RasMol and Chime support a mechanism for specifying double or triple bonds in CONECT records which is not part of the official PDB standard. The PDB format standard makes no provision for specifying double or triple bonds.
According to the PDB format standard, only the second through fifth numbers in a CONECT record designate covalent bonds. The sixth and later numbers designate hydrogen bonds and salt bridges. However, RasMol and Chime interpret as covalent bonds up to six numbers per record, namely those in the second through seventh places. RasMol and Chime ignore any hydrogen bonds or salt bridges specified in the eighth position through the eleventh and final position.

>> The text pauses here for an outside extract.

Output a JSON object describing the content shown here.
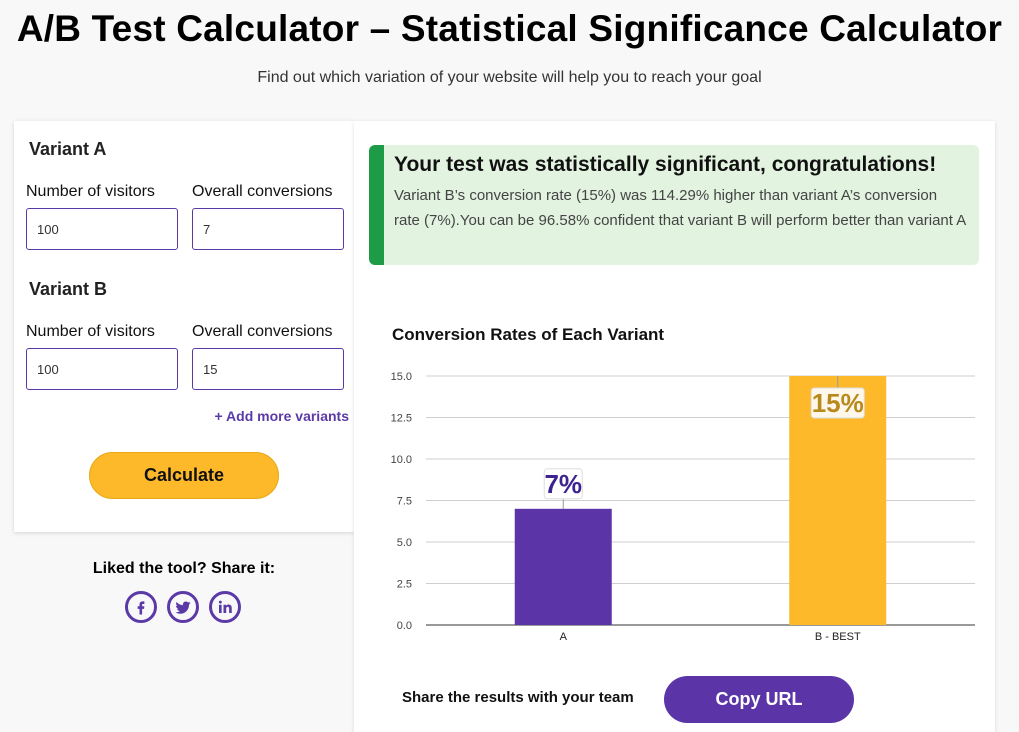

Information in this document was gathered from the history of the RasMol EMail List (mostly from information contributed by Roger Sayle), from tests of RasMol and Chime, and from RasMol's C source code.
Wolfgang Kabsch and Christian Sander, "Dictionary of Protein Secondary Structure: Pattern Recognition of Hydrogen-Bonded and Geometrical Features", Biopolymers, Vol.22, pp.2577-2637, 1983.
Carey, Francis A., 1996, "Organic Chemistry, Third Edition", McGraw-Hill, New York.
Engh R A & Huber R (1991). Accurate bond and angle parameters for X-ray protein structure refinement. Acta Cryst., A47, 392-400.
ProCheck (Biotech Validation Suite for Protein Structures).
Source code references
The function which assigns bonds to pairs of atoms is Testbonded() in molecule.c.
Covalent and van der Waals radii are in the structure ElemStruct in abstree.h.
For protein backbone hbonds, see CalcProteinHBonds() in molecule.c, or search for "Kabsch".